Plan simple et progressif sur 4 semaines
Un objectif réaliste et durable vaut mieux qu’une stratégie drastique. Exemple de plan de 4 semaines :
- Semaine 1 — Diagnostic et habitude de base : tenir un journal alimentaire pendant 3–4 jours, mesurer le tour de taille, marcher 20 minutes par jour. Objectif : identifier situations de grignotage.
- Semaine 2 — Structurer les repas : établir des repas composés d’une portion de légumes, d’une source de protéines (100–150 g) et d’un féculent complet modéré ; petit-déjeuner contenant protéines. Maintenir 20–30 min de marche/jour.
- Semaine 3 — Renforcement et alternative aux fringales : ajouter 2 séances de 20–30 min de renforcement (exercices au poids du corps : squats, pompes modifiées, gainage), introduire des collations planifiées (fruit+oléagineux). Intégrer 10 min de relaxation quotidienne (respiration, étirements).
- Semaine 4 — Évaluation et ajustement : pesée hebdomadaire, revue du journal alimentaire, maintien des bonnes pratiques. Si progrès insuffisants, envisager consultation professionnelle.
Quand consulter et qui contacter ?
Consulter un professionnel est indiqué si :
- la prise de poids dépasse 5 kg en quelques mois sans explication,
- la fatigue ou l’humeur altèrent le travail ou la vie quotidienne,
- le stress ou l’anxiété deviennent envahissants.
Interlocuteurs utiles : le médecin généraliste pour un bilan et un dépistage de la dépression, un diététicien pour un plan adapté, et un psychologue pour un accompagnement sur l’anxiété et les changements identitaires liés à la paternité. Des groupes de soutien pour futurs pères peuvent aussi être bénéfiques.

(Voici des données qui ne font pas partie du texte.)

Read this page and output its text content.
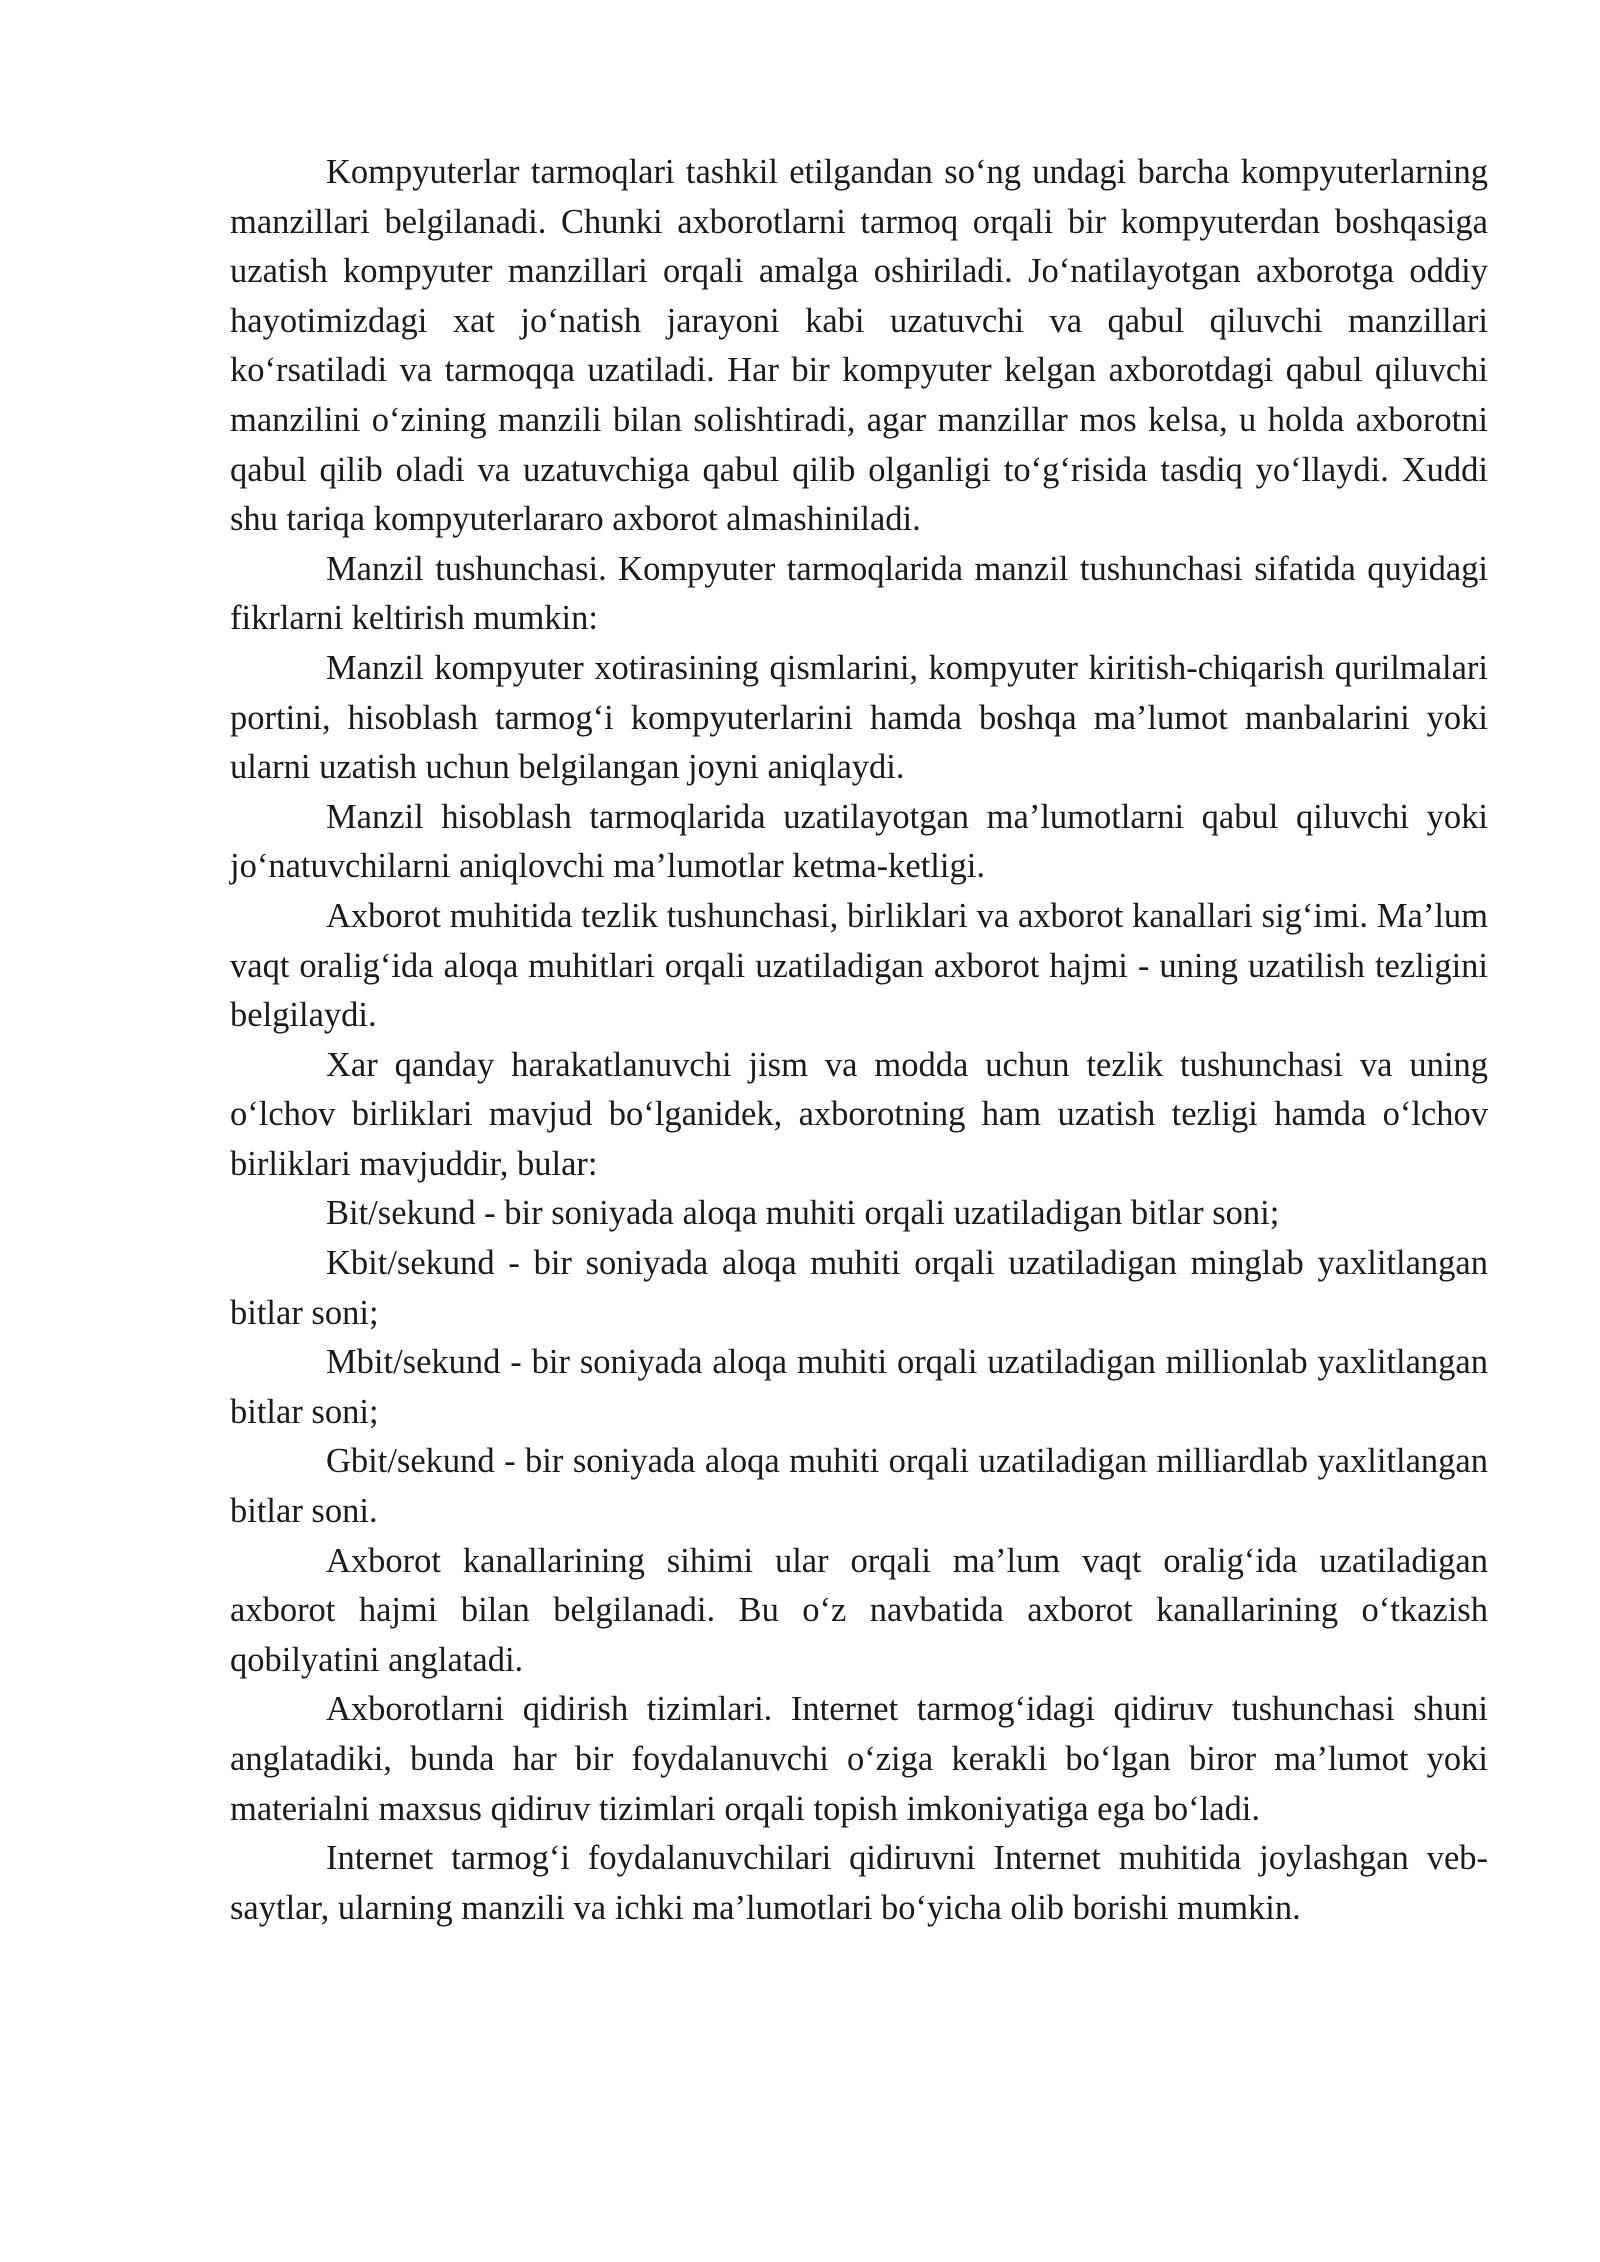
Kompyuterlar tarmoqlari tashkil etilgandan so‘ng undagi barcha kompyuterlarning manzillari belgilanadi. Chunki axborotlarni tarmoq orqali bir kompyuterdan boshqasiga uzatish kompyuter manzillari orqali amalga oshiriladi. Jo‘natilayotgan axborotga oddiy hayotimizdagi xat jo‘natish jarayoni kabi uzatuvchi va qabul qiluvchi manzillari ko‘rsatiladi va tarmoqqa uzatiladi. Har bir kompyuter kelgan axborotdagi qabul qiluvchi manzilini o‘zining manzili bilan solishtiradi, agar manzillar mos kelsa, u holda axborotni qabul qilib oladi va uzatuvchiga qabul qilib olganligi to‘g‘risida tasdiq yo‘llaydi. Xuddi shu tariqa kompyuterlararo axborot almashiniladi.

Manzil tushunchasi. Kompyuter tarmoqlarida manzil tushunchasi sifatida quyidagi fikrlarni keltirish mumkin:

Manzil kompyuter xotirasining qismlarini, kompyuter kiritish-chiqarish qurilmalari portini, hisoblash tarmog‘i kompyuterlarini hamda boshqa ma’lumot manbalarini yoki ularni uzatish uchun belgilangan joyni aniqlaydi.

Manzil hisoblash tarmoqlarida uzatilayotgan ma’lumotlarni qabul qiluvchi yoki jo‘natuvchilarni aniqlovchi ma’lumotlar ketma-ketligi.

Axborot muhitida tezlik tushunchasi, birliklari va axborot kanallari sig‘imi. Ma’lum vaqt oralig‘ida aloqa muhitlari orqali uzatiladigan axborot hajmi - uning uzatilish tezligini belgilaydi.

Xar qanday harakatlanuvchi jism va modda uchun tezlik tushunchasi va uning o‘lchov birliklari mavjud bo‘lganidek, axborotning ham uzatish tezligi hamda o‘lchov birliklari mavjuddir, bular:

Bit/sekund - bir soniyada aloqa muhiti orqali uzatiladigan bitlar soni;

Kbit/sekund - bir soniyada aloqa muhiti orqali uzatiladigan minglab yaxlitlangan bitlar soni;

Mbit/sekund - bir soniyada aloqa muhiti orqali uzatiladigan millionlab yaxlitlangan bitlar soni;

Gbit/sekund - bir soniyada aloqa muhiti orqali uzatiladigan milliardlab yaxlitlangan bitlar soni.

Axborot kanallarining sihimi ular orqali ma’lum vaqt oralig‘ida uzatiladigan axborot hajmi bilan belgilanadi. Bu o‘z navbatida axborot kanallarining o‘tkazish qobilyatini anglatadi.

Axborotlarni qidirish tizimlari. Internet tarmog‘idagi qidiruv tushunchasi shuni anglatadiki, bunda har bir foydalanuvchi o‘ziga kerakli bo‘lgan biror ma’lumot yoki materialni maxsus qidiruv tizimlari orqali topish imkoniyatiga ega bo‘ladi.

Internet tarmog‘i foydalanuvchilari qidiruvni Internet muhitida joylashgan veb- saytlar, ularning manzili va ichki ma’lumotlari bo‘yicha olib borishi mumkin.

La prise de poids chez le futur papa pendant la grossesse est un phénomène fréquent et multifactoriel. Elle peut être limitée par des mesures simples et progressives : structurer les repas, augmenter l’activité physique, remplacer les boissons sucrées et gérer le stress. Agir tôt, en équipe avec la partenaire, augmente les chances de succès et améliore le bien-être du couple. En cas de prise de poids rapide, de forte détresse ou de symptômes persistants, consulter un professionnel permet d’adapter le suivi et de prévenir les complications à long terme.